It is the eyes that one notices. Tedo, a young Georgian, suffers from a severe case of strabismus which, when gazing at the world around him, no doubt gives him a particular angle – or is unable to see it as it is.
The fact is that Tedo, a twelve-year-old refugee who lives in a region bordering Georgia and Abkhazia, two countries in the fog of war where borders are blurred or, better still, fuzzed in such a way that resembles the boy’s own visual impairment. He sees life differently, or one can say that in his case life is deferred.
He lives in a village, weary of being bounced around, working in a garage at very low wages, thus indulging in petty theft with a friend, while his mother prostitutes herself. Tedo nevertheless sets his mind to search for his father who is fighting behind the lines on the side of the Abkhazia.
Unable to speak the language of the enemy, he is no more able to grasp what underlines the hostility that turns one country against the other. Like so many children in his situation, the world appears as one borderless entity. And his impaired vision serves as a metonymy of his gaze where enemies and landscapes crisscross, so much alike in that part of the Caucasus that they seem as one. It is through Tedo’s anomaly that we grasp the social and political realities that surround him. His eyes become the absolute sign of his presence, not only as an actor (and a non-professional one at that) facing the camera, but a complete human being, anguished, frightened.
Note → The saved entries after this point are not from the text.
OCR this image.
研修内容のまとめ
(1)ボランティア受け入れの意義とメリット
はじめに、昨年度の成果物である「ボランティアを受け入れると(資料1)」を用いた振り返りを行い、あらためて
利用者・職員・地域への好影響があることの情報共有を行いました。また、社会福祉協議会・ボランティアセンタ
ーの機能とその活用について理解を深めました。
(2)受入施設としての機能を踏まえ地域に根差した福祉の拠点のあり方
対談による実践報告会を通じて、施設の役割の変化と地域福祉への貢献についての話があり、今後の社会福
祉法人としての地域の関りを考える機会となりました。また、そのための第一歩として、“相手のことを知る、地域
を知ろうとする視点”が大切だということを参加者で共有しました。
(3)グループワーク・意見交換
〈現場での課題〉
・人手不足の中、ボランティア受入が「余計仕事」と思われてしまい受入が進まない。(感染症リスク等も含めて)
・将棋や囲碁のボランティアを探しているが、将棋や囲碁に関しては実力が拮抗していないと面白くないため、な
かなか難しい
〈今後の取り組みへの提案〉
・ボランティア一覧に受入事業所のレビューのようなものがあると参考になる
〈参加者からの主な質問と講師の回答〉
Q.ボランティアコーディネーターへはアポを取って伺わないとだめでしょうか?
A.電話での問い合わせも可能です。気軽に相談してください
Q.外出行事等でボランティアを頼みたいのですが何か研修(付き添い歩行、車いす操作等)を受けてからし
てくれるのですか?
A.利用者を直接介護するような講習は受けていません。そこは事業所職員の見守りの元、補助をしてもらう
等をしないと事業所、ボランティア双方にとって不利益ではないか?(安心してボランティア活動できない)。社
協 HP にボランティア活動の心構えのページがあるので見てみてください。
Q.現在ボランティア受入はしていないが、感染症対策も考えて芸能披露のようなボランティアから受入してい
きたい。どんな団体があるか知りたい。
The Other Bank is the first work of fiction by this filmmaker, a picaresque style movie, for we witness the odyssey of a child who, through his travels and encounters, fares across ideological territories and cultural traditions not even knowing what they mean.
Besides, he is advised to play the deaf-mute when he encounters strangers, and to show them his handicap by moving his head. The child seems indifferent to the world around him. For his trek is within himself and his eyes do not fail him, though they can fool us (thus the uneasiness that stems from the obscure character that blurs the storyline).
His sojourns could be compared to a Bildungsroman, although the amazing, flabbergasting scene at the end that shows the dance with the soldiers, in spite of its enigmatic beauty, leaves us with a vague sense of what Tedo’s future would be.
But, unmistakably, what we feel, what we know, is that the voyage is one of despair, hatred, horror, where sometimes a glint of compassion, tenderness and sympathy flares up (as when Tedo takes refuge in the home of a couple, the wife cooking a meal for him and washing his clothes).
It is also a journey into a dreadful childhood, where a world of innocence and joy is battered, turned into a violent settlement of suspicion and cries: A torn world that Tedo is the first to witness, as the audience follow him, in all its lurid reality, but a world as incomprehensible to him; as is the mixed brew of the Russian, Georgian and Abkhazian languages he hears in the background of fury that escort his travels.
Everything is seen, but left unexplained, everything is incomprehensible and yet true.
Broken and humiliated and fearful, such is the state of Tedo, but he is also, and perhaps much more, an obsessed and stubborn being, impetuous and crafty in the midst of chaos; an accidental hero and the metaphor of chaos itself. Somewhat an angel, one would say, that evolves in such a heartless world, a world whose cruelty is emphasized by the violent landscape. It is from the depth of that chaos that Tedo gathers the energy to find his father, a man he believes is still alive, and hopes he will one day catch up with.
His journey is both an initiation and a catharsis. We say to ourselves that Tedo will be able from now on to face all types of situations, as have all the children that proliferated for so long the cinematic world.
The Other Bank is part of the great movies about childhood, just as in the past, to mention but a few titles: Charles Laughton’s The Night of the Hunter, Roberto Rossellini’s German, Year Zero, Valéri Kanevski’s Freeze-Die-Come to Life and Bohman Ghobadi’s A Time for Drunken Horses.
The work of Avashvili is one of suffering, incomprehension and abandon. It is all about war, or rather the ravages of war shown through the eyes of a twelve-year-old boy, whose gaze stresses his powerlessness throughout the entire movie, in such a way that touches us deep down.
It is for its humanistic qualities and its sober direction, powered by a naked and raw poetry, free of complacent lyricism, that the jury of the FIPRESCI awarded George Avashvili’s film at the Seattle International Film Festival which, by the way, celebrated its 35th anniversary this year.